University of Hawaiʻi at Mānoa’s Rich Gazan has been awarded an Institute of Museum and Library Services grant for the project Online Q&A in STEM Education: Curating the Wisdom of the Crowd. The project received $491,973 in funding. Gazan is an associate professor in the College of Natural Sciences’ Department of Information and Computer Sciences.
In partnership with Chirag Shah at Rutgers University School of Communication and Information, the three-year project will investigate how combining crowdsourced information with the quality assessment standards of librarians and other information professionals can enhance the experience of students in science, technology, engineering and math (STEM) fields.

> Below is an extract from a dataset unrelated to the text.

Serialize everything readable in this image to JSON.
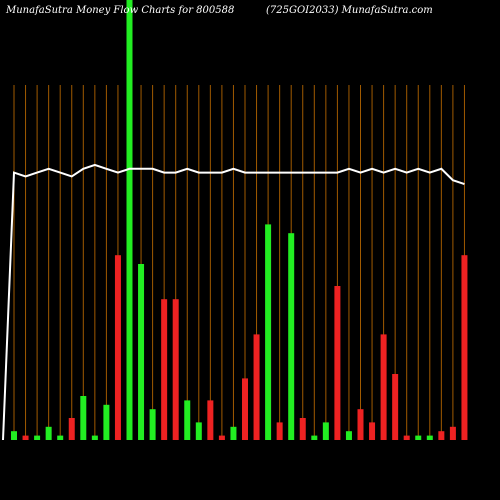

A 2013 analysis of 28 million course papers revealed that social networking and other user-generated content sites were cited in 23 percent of the papers written by college students. This is especially concerning for STEM learners, where the need to scaffold understanding with factual, trustworthy information is paramount.
Meaningful STEM education is not simply discovering and applying facts—it also requires an understanding of the process of inquiry and the conversations surrounding those facts, which is the essence of online Q&A. While all students must learn to assess the quality of their information sources, those who consult online Q&A sites may be engaging in processes of inquiry and discovering nontraditional yet valuable content appropriate to their learning objectives.
Gazan’s project will explore how both formal and informal information literacy can be effectively integrated into STEM education. Principal Investigator Shah and the Rutgers team will develop and test an online Q&A content assessment tool, while Co-Principal Investigator Gazan’s team will be involved in formative design and evaluation and will field test the tool in STEM learning environments in Hawaiʻi.